Offering fraud: SEC v. Craig, Civil Action No. 1:18-cv-04539 ((N.D. Ga.) is an action which named as defendants Russell Craig and OneStep Financial Services, LLC. The Court entered final judgements by consent against each Defendant last week. Those judgments preclude future violations of Securities Act Section 17(a) and Exchange Act Section 10(b). Mr. Craig was also ordered to pay a penalty of $390,094. Defendants were, in addition directed to pay, jointly and severally, $545, 991 in disgorgement and prejudgment interest of $85,184. The judgments were based on a complaint which alleged that over a three-year period, beginning in 2014, that Mr. Craig convinced at least six investors to put in $1.3 million in two separate real estate investment schemes by promising high returns. The claims were false, the funds were misappropriated. See Lit. Rel. No. 25300 (January 6, 2022).

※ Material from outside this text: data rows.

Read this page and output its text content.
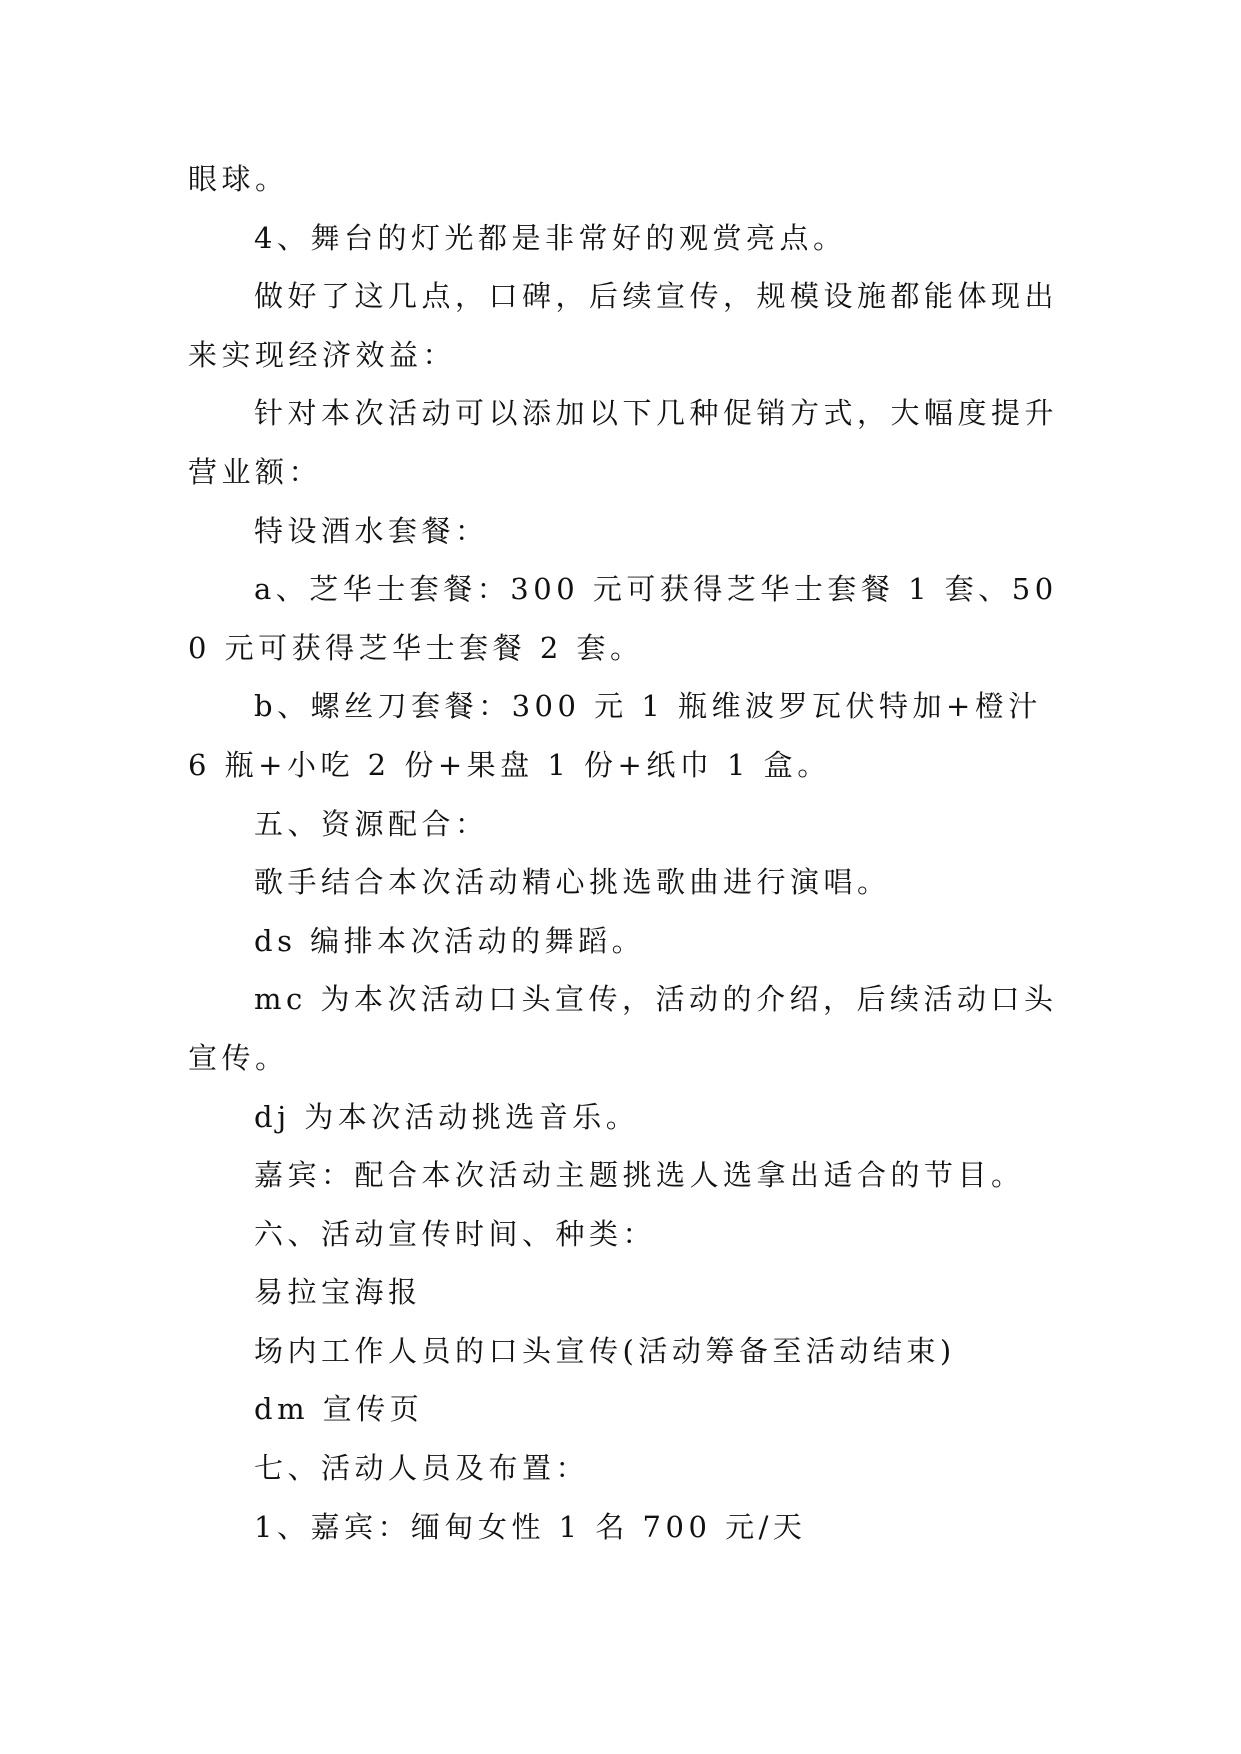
眼球。

4、舞台的灯光都是非常好的观赏亮点。

做好了这几点，口碑，后续宣传，规模设施都能体现出来实现经济效益：

针对本次活动可以添加以下几种促销方式，大幅度提升营业额：

特设酒水套餐：

a、芝华士套餐：300 元可获得芝华士套餐 1 套、500 元可获得芝华士套餐 2 套。

b、螺丝刀套餐：300 元 1 瓶维波罗瓦伏特加+橙汁 6 瓶+小吃 2 份+果盘 1 份+纸巾 1 盒。

五、资源配合：

歌手结合本次活动精心挑选歌曲进行演唱。

ds 编排本次活动的舞蹈。

mc 为本次活动口头宣传，活动的介绍，后续活动口头宣传。

dj 为本次活动挑选音乐。

嘉宾：配合本次活动主题挑选人选拿出适合的节目。

六、活动宣传时间、种类：

易拉宝海报

场内工作人员的口头宣传(活动筹备至活动结束)

dm 宣传页

七、活动人员及布置：

1、嘉宾：缅甸女性 1 名 700 元/天
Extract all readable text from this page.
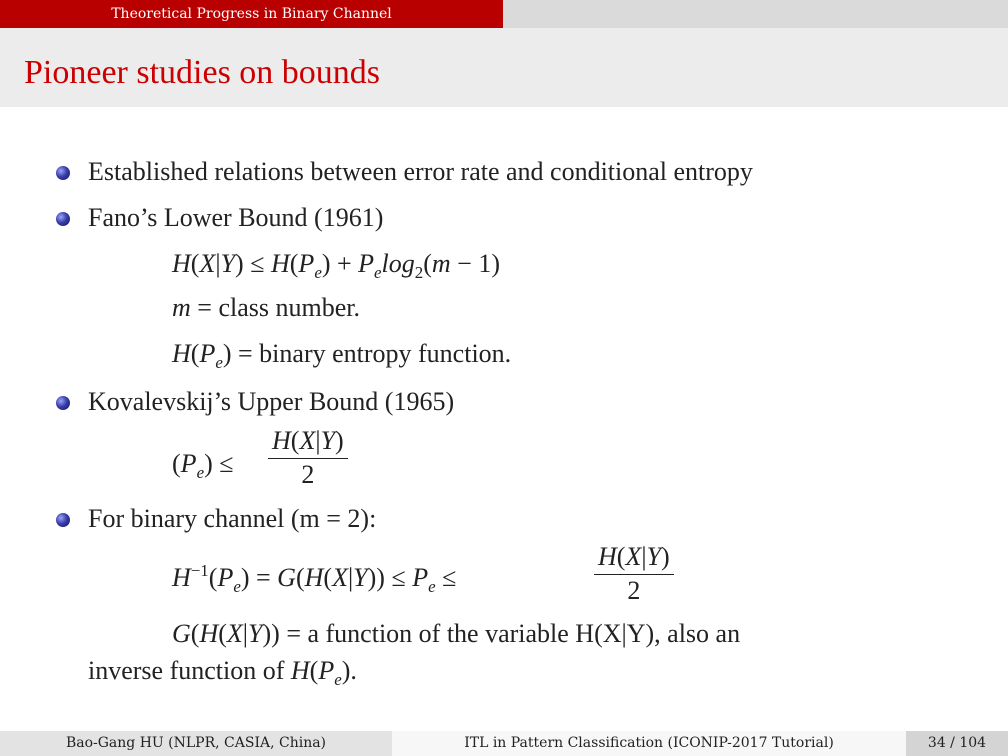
Theoretical Progress in Binary Channel
Pioneer studies on bounds
Established relations between error rate and conditional entropy
Fano’s Lower Bound (1961)
$H(X|Y) \le H(P_e) + P_e\log_2(m - 1)$
m = class number.
$H(P_e)$ = binary entropy function.
Kovalevskij’s Upper Bound (1965)
$(P_e) \le \frac{H(X|Y)}{2}$
For binary channel (m = 2):
$H^{-1}(P_e) = G(H(X|Y)) \le P_e$ ≤	$\frac{H(X|Y)}{2}$
G(H(X|Y)) = a function of the variable H(X|Y), also an
inverse function of $H(P_e)$.
Bao-Gang HU (NLPR, CASIA, China)	ITL in Pattern Classification (ICONIP-2017 Tutorial)	34 / 104
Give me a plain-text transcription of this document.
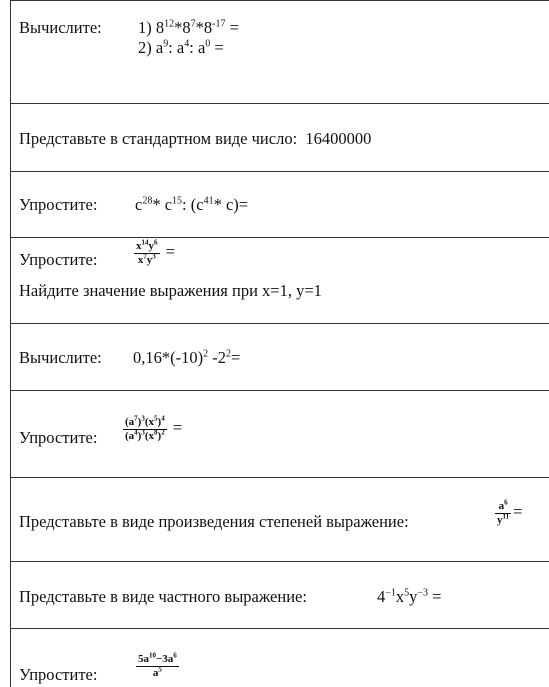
Вычислите: 1) $8^{12}*8^7*8^{-17}$ =
2) $a^9$: $a^4$: $a^0$ =
Представьте в стандартном виде число: 16400000
Упростите: $c^{28}*$ $c^{15}$: ($c^{41}*$ c)=
Упростите:	$\frac{x^{14}y^6}{x^7y^3}$ =
Найдите значение выражения при x=1, y=1
Вычислите: $0,16*(-10)^2$ $-2^2=$
Упростите: $\frac{(a^7)^3(x^5)^4}{(a^4)^3(x^8)^2}$ =
Представьте в виде произведения степеней выражение:	$\frac{a^6}{y^{11}}$ =
Представьте в виде частного выражение:	$4^{-1}x^5y^{-3}$ =
Упростите:	$\frac{5a^{10}-3a^6}{a^5}$
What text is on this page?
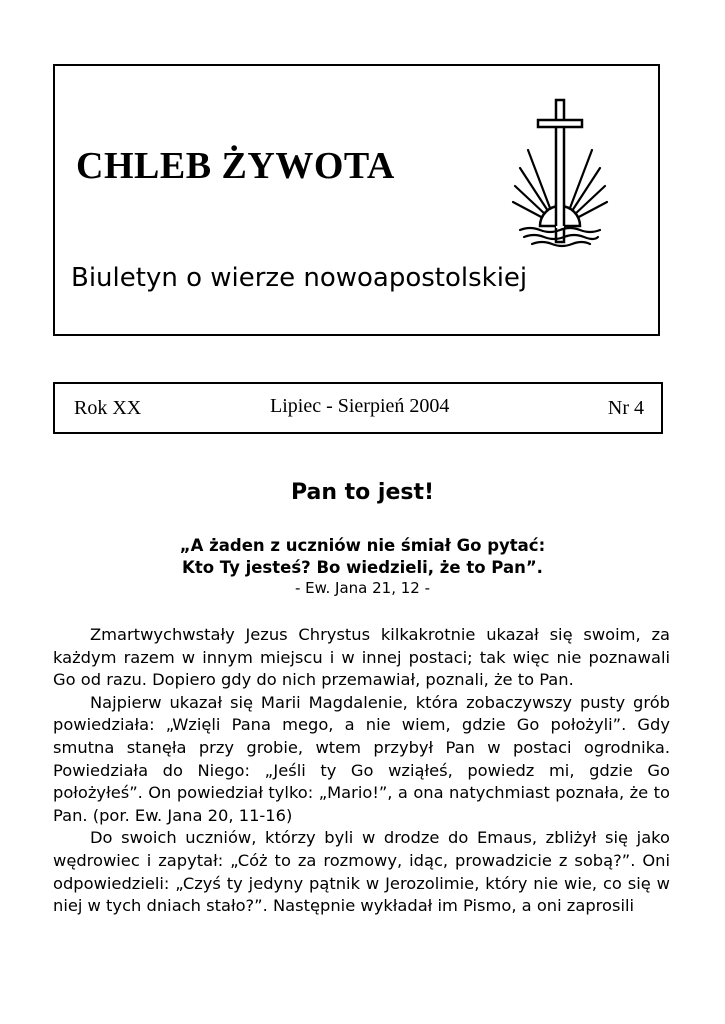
CHLEB ŻYWOTA
Biuletyn o wierze nowoapostolskiej
Rok XX	Lipiec - Sierpień 2004	Nr 4
Pan to jest!
„A żaden z uczniów nie śmiał Go pytać:
Kto Ty jesteś? Bo wiedzieli, że to Pan”.
- Ew. Jana 21, 12 -

Zmartwychwstały Jezus Chrystus kilkakrotnie ukazał się swoim, za każdym razem w innym miejscu i w innej postaci; tak więc nie poznawali Go od razu. Dopiero gdy do nich przemawiał, poznali, że to Pan.

Najpierw ukazał się Marii Magdalenie, która zobaczywszy pusty grób powiedziała: „Wzięli Pana mego, a nie wiem, gdzie Go położyli”. Gdy smutna stanęła przy grobie, wtem przybył Pan w postaci ogrodnika. Powiedziała do Niego: „Jeśli ty Go wziąłeś, powiedz mi, gdzie Go położyłeś”. On powiedział tylko: „Mario!”, a ona natychmiast poznała, że to Pan. (por. Ew. Jana 20, 11-16)

Do swoich uczniów, którzy byli w drodze do Emaus, zbliżył się jako wędrowiec i zapytał: „Cóż to za rozmowy, idąc, prowadzicie z sobą?”. Oni odpowiedzieli: „Czyś ty jedyny pątnik w Jerozolimie, który nie wie, co się w niej w tych dniach stało?”. Następnie wykładał im Pismo, a oni zaprosili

Records: SEC v. Boveda Asset Management Inc., Civil Action No. 21-cv-05321 (N.D. Ga. Filed December 29, 2021) is an action which names as defendants the registered investment adviser and its owner, George Witherspoon, Jr. The complaint seeks the production of materials requested by the inspection staff of the agency which Defendants have failed to produce since 2014. The complaint alleges violations of Advisers Act Section 203A. The case is pending. See Lit. Rel. No. 25299 (January 4, 2022).
Offering fraud: SEC v. Shumake, Civil Action No. 21-cv-12193 (E.D. Mich.) is a previously filed action which has been partially settled. The complaint named as defendants Robert Shumake, Nocole Birch, former CEO of crowdfunding issuer Transatlantic Real Estate, LLC and its CEO Vincent Petrescu. The complaint claimed that Mr. Shumake, along with Defendant Birch, conducted a fraudulent crowdfunding offering through Transatlantic Real Estate, a cannabis company. The complaint also alleges that Messrs. Shumake and Birch raised over $1 million form retail investors through Transatlantic Real Estate while concealing Mr. Birch’s prior criminal conviction. The funds were diverted to the personal use of Defendants Shumake and Birch. Defendant Vincent Perescu is alleged to have ignored red flags about Mr. Shumake’s criminal history and participation in the offerings. Defendants Birch Petrescu and TruCrowd resolved the charges. Each consented to the entry of final judgements based on Section 4A(a)(5) of the Securities Act along with Rule 301(c)(2) thereunder. The judgments order the payment by Mr. Birch, Mr. Petrescu and TruCrowd, respectively, of $200,000, $9,700, and $97,500 along with prejudgment interest. An officer and director bar was ordered aginst against Mr. Birch. In addition, Mr. Birch is precluded from appearing and practicing before the Commission as an attorney and representing clients during investigations. Mr. Petrescu was suspended from practice before the Commission as an accountant with the right to apply for reentry after three years. See Lit. Rel. No. 25298 (January 3, 2022).
Publication: The Financial Conduct Authority published changes to LIBOR as of year end 2021 (here).